We both took drama in high school from the legendary Miss Mac. “She told me I wasn’t good enough to work in theater, even at a junior college. Then I got a full-ride to Grossmont, went to the University of South Dakota and did summer stock theater. My younger sisters told me she would brag to her theater kids that I was one of her former students.”
I have a soft place in my heart for Terri because aside from being a good person, she also looks like my mom did in her later years.
She and Dillon Green, the actor who played Jesus, turned in some heart wrenching scenes that were actually hard to watch.
Dillon and I formed a pretty tight friendship even though he’s around 23 years younger than me. Just out of seminary, he’s an Episcopal priest at St. James. We had a lot of theological conversations and I didn’t always agree with him. “That’s okay, you don’t have to agree with me,” he said.
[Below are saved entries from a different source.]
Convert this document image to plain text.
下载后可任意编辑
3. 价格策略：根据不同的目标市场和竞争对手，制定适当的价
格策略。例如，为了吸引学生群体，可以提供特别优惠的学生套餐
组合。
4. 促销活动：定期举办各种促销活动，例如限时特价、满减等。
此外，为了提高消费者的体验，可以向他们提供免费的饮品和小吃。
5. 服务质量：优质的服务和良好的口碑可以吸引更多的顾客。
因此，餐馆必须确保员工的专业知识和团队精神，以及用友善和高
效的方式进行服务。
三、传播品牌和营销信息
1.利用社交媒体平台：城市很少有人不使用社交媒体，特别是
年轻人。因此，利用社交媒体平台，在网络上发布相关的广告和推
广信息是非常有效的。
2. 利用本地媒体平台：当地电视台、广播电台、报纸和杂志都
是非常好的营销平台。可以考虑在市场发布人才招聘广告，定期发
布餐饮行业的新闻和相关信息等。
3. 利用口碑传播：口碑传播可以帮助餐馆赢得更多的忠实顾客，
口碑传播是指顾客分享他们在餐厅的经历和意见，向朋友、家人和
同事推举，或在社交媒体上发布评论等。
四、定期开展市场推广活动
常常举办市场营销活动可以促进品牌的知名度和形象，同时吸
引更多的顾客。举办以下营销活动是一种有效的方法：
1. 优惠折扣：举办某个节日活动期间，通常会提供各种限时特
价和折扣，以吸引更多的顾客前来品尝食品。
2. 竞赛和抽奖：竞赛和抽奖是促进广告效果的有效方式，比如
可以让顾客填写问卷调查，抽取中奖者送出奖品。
He played an amazing Jesus, bringing to the part Christ’s charisma, poignancy and even his sense of humor. Dillon did some plays in high school and college, but indicated he’s too busy with his priestly duties to act in a lot of shows.
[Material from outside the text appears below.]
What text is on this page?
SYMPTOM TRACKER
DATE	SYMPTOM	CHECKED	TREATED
Those who could make it surprised Dillon by coming to hear him preach on Easter Sunday. I must have been the first of our group to arrive there because when I showed up at 10 a.m. I saw a bunch of churchgoers I didn’t know, but I also saw something else that filled me with nostalgia and hope.
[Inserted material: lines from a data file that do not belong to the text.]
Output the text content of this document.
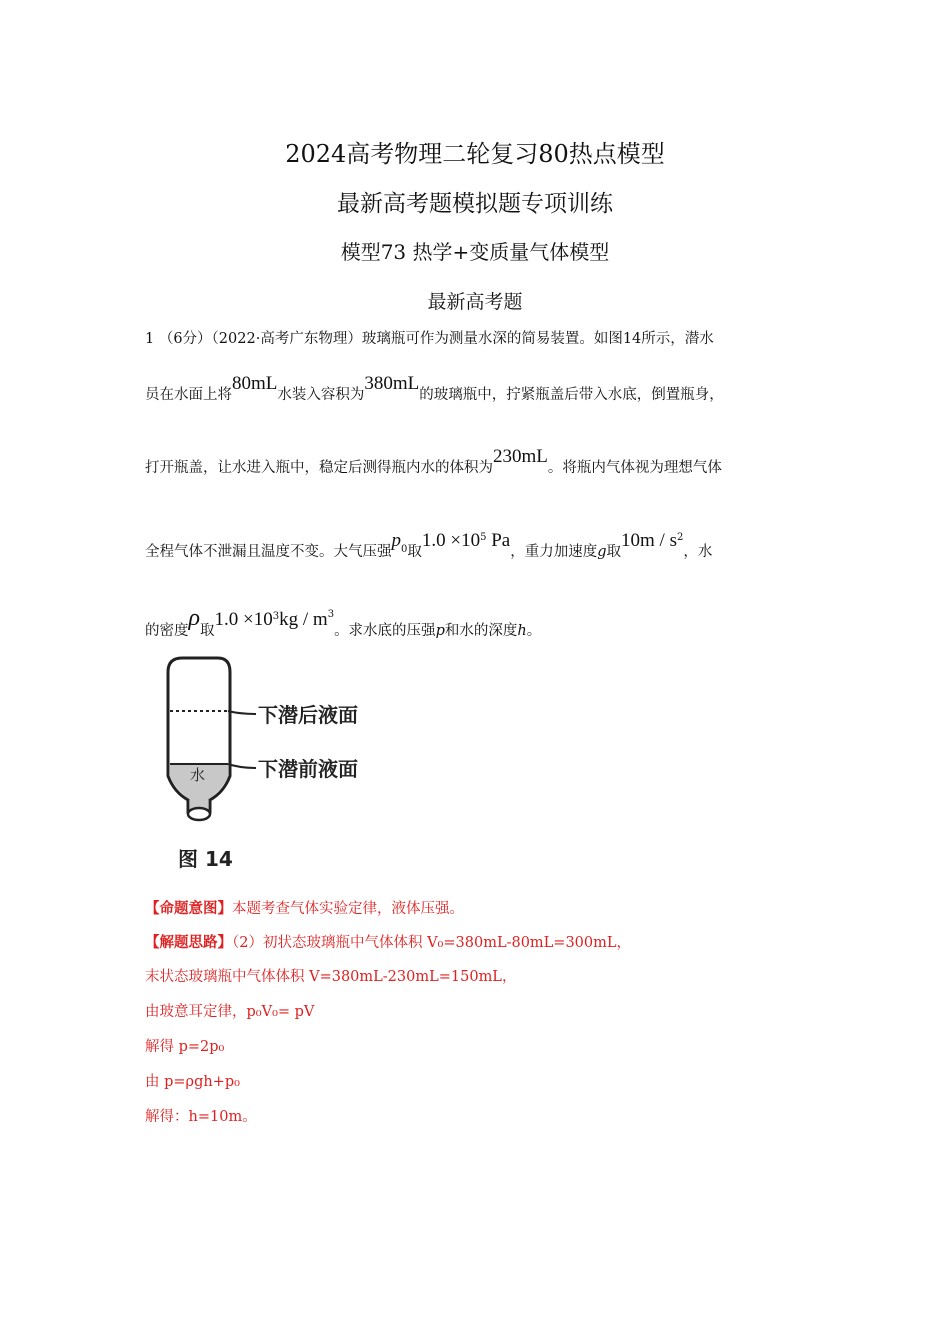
2024高考物理二轮复习80热点模型
最新高考题模拟题专项训练
模型73 热学+变质量气体模型
最新高考题
1 （6分）（2022·高考广东物理）玻璃瓶可作为测量水深的简易装置。如图14所示，潜水
员在水面上将80mL水装入容积为380mL的玻璃瓶中，拧紧瓶盖后带入水底，倒置瓶身，
打开瓶盖，让水进入瓶中，稳定后测得瓶内水的体积为230mL。将瓶内气体视为理想气体
全程气体不泄漏且温度不变。大气压强$p_0$取$1.0 \times 10^5$ Pa，重力加速度g取$10m / s^2$，水
的密度ρ取$1.0 \times 10^3kg / m^3$。求水底的压强p和水的深度h。
水
下潜后液面
下潜前液面
图 14
【命题意图】本题考查气体实验定律，液体压强。
【解题思路】（2）初状态玻璃瓶中气体体积 V₀=380mL-80mL=300mL，
末状态玻璃瓶中气体体积 V=380mL-230mL=150mL，
由玻意耳定律，p₀V₀= pV
解得 p=2p₀
由 p=ρgh+p₀
解得：h=10m。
All these well dressed kids, carrying Easter baskets and hunting for hidden – and not so hidden – Easter eggs. The bigger kids on the grass to the right of the driveway, the little kids to the left. Parents took pictures and video of their kids, and among them I saw a face I did recognize from social media and TV.
A slender man, not too tall, wearing a brown sweater, khakis, his hair cut short and all in place, smooth shaven. “Are you Mayor Whipple?” I asked, already knowing the answer. He shook my hand.
“Brandon Whipple,” the Wichita Mayor introduced himself.
“Jeff Guy,” I answered.
Next, I turned around and saw Dillon walking up in his black clergy clothes. He was later joined by Louise and a female priest Dillon had gone to seminary with – Ashley Mather Petty, who now lives in Washington state with her husband. She was pregnant, which I thought was so neat. We’re all getting older, but there’s new life coming into this world every day and it’s like a ray of hope.
Inside the sanctuary, I sat among my theater friends. It was a beautiful service. I’ve been in a lot of churches – Baptist, Methodist, Disciples of Christ, small country churches, a mega church, evangelical churches, mainline, charismatic, conservative and liberal. I have a fascination with all faiths and try to learn as much as I can about them.
I liked the liturgy of the Episcopal church. The musicians on clarinets and violins. The choir. The candles. The Eucharist Christ’s body broken for you Dillon, wearing his vestments, gave a wonderful sermon.
“A light put out once but not extinguished. To feel the warmth of Christ’s life from the candle, to see his life burning there.”
It was a good coming together of friends. Gene, the one-time frat boy, hugged me three times before I left that day. Dillon, who suggested we have an Oscar party at his house next year, implored me to keep in touch.
“Hit me up,” he said. “We’ll get a beer.”